Juice and Joy

“What is all this juice and all this joy?” Gerard Manley Hopkins asks of Spring. And no sooner does he sing the push and fuss, the ballyhoo, of a sea sky blue slurred song of fresh thrushes than he announces the sound of a melancholy note, a bell of vespers, the turning of the promise of spring, spring’s quick morning suddenly fallen, the promise of its baby blue sky now overcast, what was in the seed of his poem from the beginning, “a strain.”

Is spring for the earth painful? It might be, born in a bed of industrial pollution, which even in Hopkins’s time was already something to brood over, and in spring he’s already grieving.

Not for Hopkins will spring last, and every spring grieves for its unwinding even as it unwinds in juice and joy. It’s the climate change of the “Sea of Faith” again that seems to sully his spring. To his coy mistress he does not even bother calling. He doesn’t want to make the sun run; he wants to see it stand still.

And Hopkins twists Herrick’s argument’s ear, and Herrick’s sin of staying becomes for Hopkins a sin of leaving. Where in Herrick, Corinna is told,

And sin no more, as we have done, by staying;
But my Corinna, come, let’s goe a Maying,

in Hopkins, the children are told:

Have, get, before it cloy,
Before it cloud, Christ, lord, and sour with sinning,
Innocent mind and Mayday in girl and boy,
Most, O maid’s child, thy choice and worthy the winning.

Hopkins does not seem to sing to the virgins. Somehow, he’s unable to seize his day. Hopkins disliked cages: “This in drudgery, day-labouring-out life’s age.” In Hopkins, spring is not sustainable, but this abstract thought becomes itself a cage. And age is a cage.

So it was of Hopkins and his springs and falls I thought as I walked past this Flowering Japanese Crabapple tree the other day. And I remembered a line from Hopkins’s poem, “God’s Grandeur”: “And for all this, nature is never spent.”

041220141136 Flowering Japanese Crabapple 1

At least, I think it’s a Flowering Japanese Crabapple. Hopkins would probably know. He despaired, among the many things he seems to have despaired over, of the toil and wear and tear already evident upon nature of the effects of urbanization and industrialization. Yet here I saw these lovely blooms persisting, in the middle of the city, surrounded by construction. For the tree, as you can now see in the pic below, is a caged skylark. But it’s been there awhile, wedged into a corner of a parking lot up against an old brick apartment house, but it continues to sing to me, and will sing to you, too, and to anyone who cares to take a walk in spring. Alas, as Hopkins and the carpe diem poets remind us, spring won’t last, so get it while you can, while the juice still runs freely and the joy escapes confinement.

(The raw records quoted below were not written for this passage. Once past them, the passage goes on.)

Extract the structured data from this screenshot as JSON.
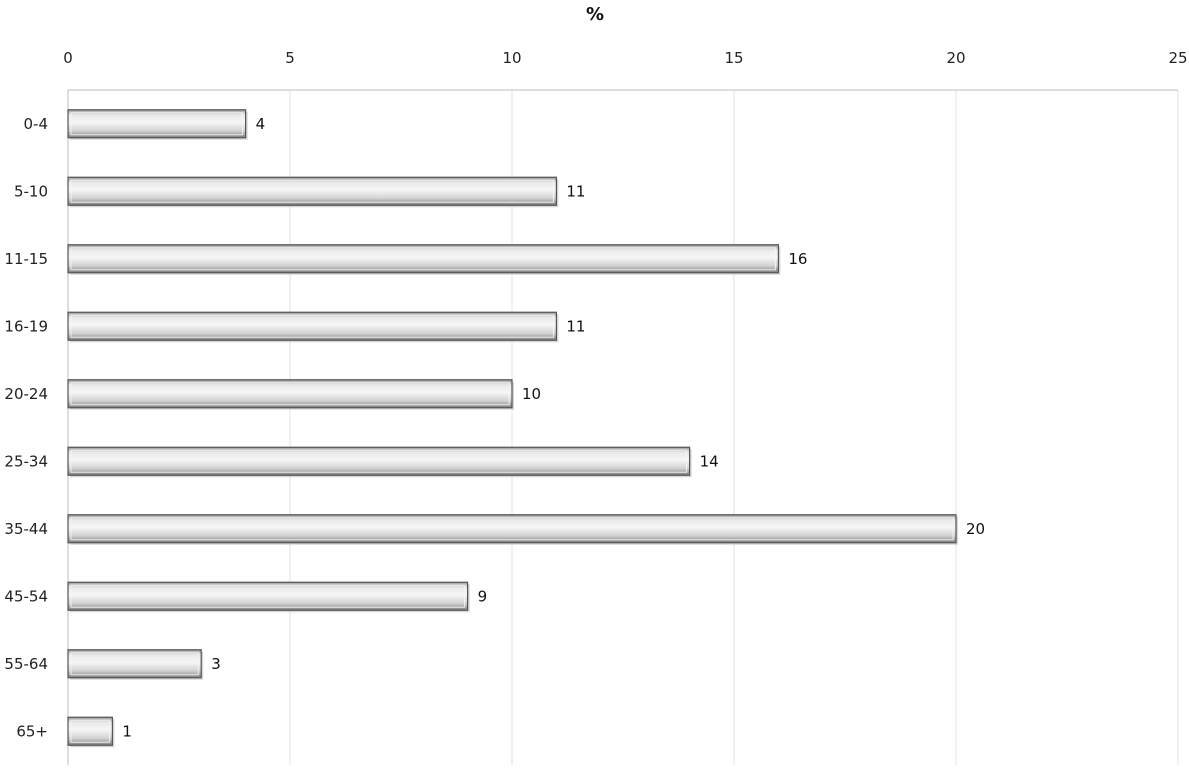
{
  "chart_data": {
    "type": "bar",
    "orientation": "horizontal",
    "title": "",
    "xlabel": "%",
    "xlabel_position": "top",
    "ylabel": "",
    "categories": [
      "0-4",
      "5-10",
      "11-15",
      "16-19",
      "20-24",
      "25-34",
      "35-44",
      "45-54",
      "55-64",
      "65+"
    ],
    "values": [
      4,
      11,
      16,
      11,
      10,
      14,
      20,
      9,
      3,
      1
    ],
    "xlim": [
      0,
      25
    ],
    "x_ticks": [
      0,
      5,
      10,
      15,
      20,
      25
    ],
    "x_tick_labels": [
      "0",
      "5",
      "10",
      "15",
      "20",
      "25"
    ],
    "grid": true,
    "legend": "none",
    "data_labels": [
      "4",
      "11",
      "16",
      "11",
      "10",
      "14",
      "20",
      "9",
      "3",
      "1"
    ],
    "colors": {
      "bar_fill": "#d6d6d6",
      "bar_highlight": "#f4f4f4",
      "bar_edge": "#555555",
      "grid": "#e3e3e3",
      "axis": "#bdbdbd"
    }
  }
}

But, no, wait, why go under such a stricture and structure? That seed grows into a tree of melancholy. Why not simply go? Not put out, but go out. Ah, now there’s some juice and joy to go by.

041320141137 Crabapple road construction

 

5 Comments

  1. Ashen says:

    Flowering trees are extra special in urban environments.
    This melancholy of transience is the privilege of the seasoned witness, full well knowing … the dearest freshness deep down things … will repeat its blooming eternally.

    Like

    1. Joe Linker says:

      Oh the jewel in the lotus!

      Like

  2. Dan Hennessy says:

    I guess Spring done sprung in Portland . Great photos .

    Like

    1. Joe Linker says:

      In Walden Thoreau said he walked 5 to 8 miles per day, often simply walking with no particular destination in mind. You don’t hear Thoreau complaining of the weather or seasons or threatening the day with fear of loss tomorrow. He simply goes out. “Simplicity, simplicity, simplicity!” he says, though using rhetorical devices that are not really all that simple. But writing is repetition, and walking is repetition. And the seasons are repetition.